En 1993, le Dakar retrouve son départ et son arrivée originels entre le Trocadéro et le Dakar. Avec 154 participants au départ, le Dakar essuie la plus mauvaise statistique de son histoire. Il faut dire que l’épreuve cette année-là était rude, les dunes d’El Goléa piégeant ainsi de nombreux concurrents, évalué à hauteur d’un-tiers des engagés ! Face à la difficulté, Peterhansel saura s’imposer et prouver tout son talent une fois encore.
Orioli s’imposera l’année suivante dans le cadre d’un Paris-Dakar-Paris. La course innovera également en 1995 en partant pour la première fois en-dehors des frontières françaises, à Grenade en Espagne pour deux semaines de course. Hubert Auriol deviendra le patron du Dakar après de nombreux succès en piste, Peterhansel trouvant à nouveau le chemin de la victoire.
Grenade deviendra un lieu phare du Dakar à la fin des années 1990, à l’exception de l’année 1997 où le départ sera donné à Dakar, la course se terminant… à Dakar aussi ! Ce changement de programme ne trouble nullement Peterhansel, qui s’impose à nouveau, toujours pour Yamaha.
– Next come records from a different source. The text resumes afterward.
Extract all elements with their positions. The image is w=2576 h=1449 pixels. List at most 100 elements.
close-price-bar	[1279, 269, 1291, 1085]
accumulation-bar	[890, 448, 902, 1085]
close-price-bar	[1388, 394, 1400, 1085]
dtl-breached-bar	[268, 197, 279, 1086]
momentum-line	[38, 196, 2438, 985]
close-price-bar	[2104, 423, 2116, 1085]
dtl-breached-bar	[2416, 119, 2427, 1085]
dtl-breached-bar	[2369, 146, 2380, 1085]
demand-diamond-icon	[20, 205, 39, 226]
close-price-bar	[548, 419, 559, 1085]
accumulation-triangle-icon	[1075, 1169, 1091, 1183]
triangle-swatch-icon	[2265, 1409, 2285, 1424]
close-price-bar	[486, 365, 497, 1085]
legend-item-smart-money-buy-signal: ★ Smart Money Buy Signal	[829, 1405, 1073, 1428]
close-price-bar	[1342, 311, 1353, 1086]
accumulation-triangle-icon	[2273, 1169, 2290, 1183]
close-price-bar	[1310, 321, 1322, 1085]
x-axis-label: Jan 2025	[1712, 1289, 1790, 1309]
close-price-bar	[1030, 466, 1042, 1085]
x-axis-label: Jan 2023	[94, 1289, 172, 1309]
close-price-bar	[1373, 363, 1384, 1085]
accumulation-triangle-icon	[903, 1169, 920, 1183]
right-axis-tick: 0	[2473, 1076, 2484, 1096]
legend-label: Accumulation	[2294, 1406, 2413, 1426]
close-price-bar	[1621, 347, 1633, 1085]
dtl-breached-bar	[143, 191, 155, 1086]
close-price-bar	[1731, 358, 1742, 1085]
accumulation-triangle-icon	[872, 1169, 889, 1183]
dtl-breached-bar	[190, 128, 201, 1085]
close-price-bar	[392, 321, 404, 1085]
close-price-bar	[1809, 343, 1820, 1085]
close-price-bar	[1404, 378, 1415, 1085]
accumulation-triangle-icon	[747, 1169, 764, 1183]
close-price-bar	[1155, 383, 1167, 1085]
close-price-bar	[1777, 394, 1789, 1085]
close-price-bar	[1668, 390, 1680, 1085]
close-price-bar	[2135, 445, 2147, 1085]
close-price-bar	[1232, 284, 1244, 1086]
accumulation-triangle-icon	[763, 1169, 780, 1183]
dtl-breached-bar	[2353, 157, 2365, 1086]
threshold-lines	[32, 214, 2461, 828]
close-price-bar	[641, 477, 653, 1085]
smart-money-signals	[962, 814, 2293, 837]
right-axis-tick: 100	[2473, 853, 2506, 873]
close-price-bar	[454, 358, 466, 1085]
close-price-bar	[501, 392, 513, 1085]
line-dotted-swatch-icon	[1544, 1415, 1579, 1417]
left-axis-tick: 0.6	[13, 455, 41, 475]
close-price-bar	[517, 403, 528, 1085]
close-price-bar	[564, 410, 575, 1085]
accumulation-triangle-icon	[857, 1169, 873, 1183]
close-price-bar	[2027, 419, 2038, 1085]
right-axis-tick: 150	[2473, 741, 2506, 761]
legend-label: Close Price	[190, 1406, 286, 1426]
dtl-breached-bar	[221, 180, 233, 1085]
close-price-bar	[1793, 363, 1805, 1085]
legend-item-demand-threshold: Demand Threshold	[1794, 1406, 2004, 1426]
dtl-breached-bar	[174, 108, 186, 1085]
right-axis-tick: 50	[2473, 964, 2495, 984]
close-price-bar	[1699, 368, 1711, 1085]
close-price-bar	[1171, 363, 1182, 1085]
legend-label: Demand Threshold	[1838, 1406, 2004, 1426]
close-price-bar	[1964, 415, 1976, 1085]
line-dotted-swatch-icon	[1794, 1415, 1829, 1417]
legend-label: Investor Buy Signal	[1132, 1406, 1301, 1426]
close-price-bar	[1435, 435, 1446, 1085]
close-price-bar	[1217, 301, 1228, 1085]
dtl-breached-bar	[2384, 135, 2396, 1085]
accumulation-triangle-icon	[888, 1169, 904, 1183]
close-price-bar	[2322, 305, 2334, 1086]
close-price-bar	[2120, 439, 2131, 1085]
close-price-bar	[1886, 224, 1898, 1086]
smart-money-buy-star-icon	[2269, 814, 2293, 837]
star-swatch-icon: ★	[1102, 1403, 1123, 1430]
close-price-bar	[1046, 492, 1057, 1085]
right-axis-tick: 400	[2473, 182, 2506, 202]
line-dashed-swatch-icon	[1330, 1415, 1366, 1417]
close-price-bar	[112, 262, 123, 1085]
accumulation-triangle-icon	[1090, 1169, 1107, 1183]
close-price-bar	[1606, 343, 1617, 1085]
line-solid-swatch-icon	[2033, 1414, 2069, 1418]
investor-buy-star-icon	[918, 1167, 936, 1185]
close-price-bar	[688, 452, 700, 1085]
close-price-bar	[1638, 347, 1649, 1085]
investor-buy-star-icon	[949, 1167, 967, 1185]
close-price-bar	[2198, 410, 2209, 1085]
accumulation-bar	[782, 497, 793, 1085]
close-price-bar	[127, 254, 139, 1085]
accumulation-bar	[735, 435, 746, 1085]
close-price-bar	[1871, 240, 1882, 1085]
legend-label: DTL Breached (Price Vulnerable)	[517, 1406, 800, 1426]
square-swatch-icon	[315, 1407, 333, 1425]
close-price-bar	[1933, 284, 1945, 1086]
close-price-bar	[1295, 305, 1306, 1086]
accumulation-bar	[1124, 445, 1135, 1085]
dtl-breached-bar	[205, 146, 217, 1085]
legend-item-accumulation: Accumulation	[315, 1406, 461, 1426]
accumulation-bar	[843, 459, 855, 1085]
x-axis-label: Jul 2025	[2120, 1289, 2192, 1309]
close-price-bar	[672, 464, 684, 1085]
2000 : Sainct, Despres, Coma et Roma se distinguent
Dès l’an 2000, les parcours seront de plus en plus diversifiés, avec une traversée de l’Afrique d’ouest en est entre le Sénégal et l’Egypte. Un pont aérien sera mis en place pour prémunir l’épreuve et les concurrents des menaces terroristes. Richard Sainct s’imposera pour la deuxième fois consécutive sur BMW.
En 2001, une femme s’imposera pour la première fois, en la personne de Jutta Kleinschmidt. En motos, c’est toutefois Fabrizio Meoni qui offrira sa première victoire d’une longue série à KTM et s’en ira vers deux victoires consécutives en 2001 et 2002.
En 2003, Stéphane Peterhansel se lancera à l’assaut de l’épreuve auto. Menant la course pendant un temps, il a cependant dû abandonner. Richard Sainct retrouvera le chemin de la victoire après deux années concédées à Meoni en moto. L’année suivante verra le départ se jouer en Auvergne, à Clermont-Ferrand. Si Peterhansel y signait sa première victoire en autos, Sainct ne pourra réitérer son exploit de 2003 en se blessant dès la première étape au Maroc. Le malheur des uns faisant le bonheur des autres, Nani Roma s’offrait son premier succès après neuf participations.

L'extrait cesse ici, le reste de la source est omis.